54.2.1 Discontinuing iron

Iron supplementation may be an aggravating factor in nausea and vomiting. The systematic review conducted for these Guidelines identified a prospective cohort study (Gill et al 2009) in which 63 of 97 (p=0.001) women with severe nausea qualitatively reported an improvement in symptoms after discontinuing iron-containing antenatal multivitamins. If multivitamins are discontinued, consideration should be given to ensuring folate and iodine intake remain sufficient.

54.2.2 Oral health

Nausea and vomiting have the potential to affect oral health and women should be given advice on how to minimise these effects (see Chapter 16).

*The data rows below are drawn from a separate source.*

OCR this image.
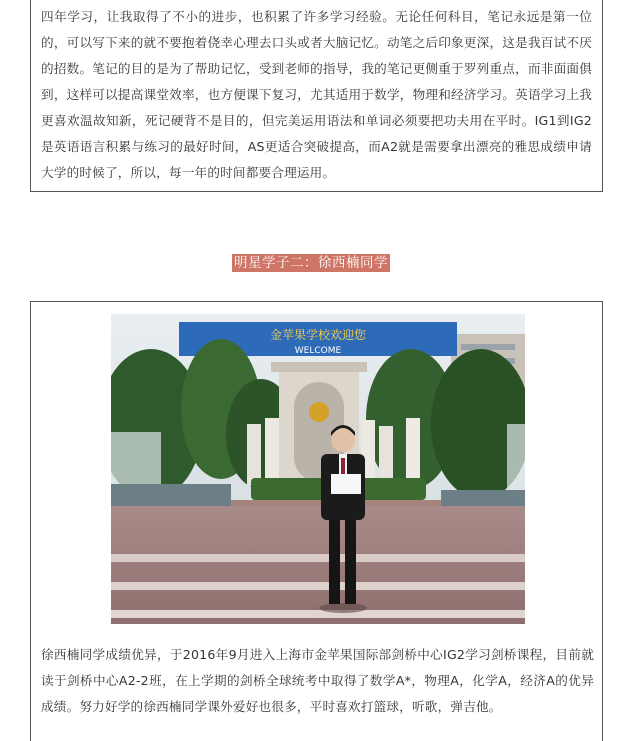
四年学习，让我取得了不小的进步，也积累了许多学习经验。无论任何科目，笔记永远是第一位的，可以写下来的就不要抱着侥幸心理去口头或者大脑记忆。动笔之后印象更深，这是我百试不厌的招数。笔记的目的是为了帮助记忆，受到老师的指导，我的笔记更侧重于罗列重点，而非面面俱到，这样可以提高课堂效率，也方便课下复习，尤其适用于数学，物理和经济学习。英语学习上我更喜欢温故知新，死记硬背不是目的，但完美运用语法和单词必须要把功夫用在平时。IG1到IG2是英语语言积累与练习的最好时间，AS更适合突破提高，而A2就是需要拿出漂亮的雅思成绩申请大学的时候了，所以，每一年的时间都要合理运用。

明星学子二：徐西楠同学
金苹果学校欢迎您
WELCOME

徐西楠同学成绩优异，于2016年9月进入上海市金苹果国际部剑桥中心IG2学习剑桥课程，目前就读于剑桥中心A2-2班，在上学期的剑桥全球统考中取得了数学A*，物理A，化学A，经济A的优异成绩。努力好学的徐西楠同学课外爱好也很多，平时喜欢打篮球，听歌，弹吉他。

54.3 Practice summary: managing nausea and vomiting

When

At the first contact with all women and at subsequent contacts for women who report nausea and vomiting.

Who

  • Midwife
  • GP
  • obstetrician
  • Aboriginal and Torres Strait Islander health worker
  • multicultural health worker
  • dietitian
  • pharmacist.

What

  • Inform women that nausea and vomiting is not associated with medium or long-term adverse effects: Explain that nausea and vomiting is common in pregnancy, is not necessarily confined to the morning and is likely to lessen by week 16.
  • Provide lifestyle/diet advice : Acknowledge that nausea and vomiting affects quality of life, and suggest tips on managing nausea and vomiting, including drinking plenty of fluids, eating little and often during the day, getting plenty of rest and avoiding fatty or spicy food. Avoiding iron-containing multivitamins while nausea and vomiting are present may also help.
  • Discuss non-pharmacological and pharmacological treatments: If the woman asks about treatments for nausea and vomiting, suggest interventions that may help and are thought to be safe, beginning with non-pharmacological approaches. The safety and effectiveness of antiemetics should be discussed with women with more severe symptoms who choose to consider medication.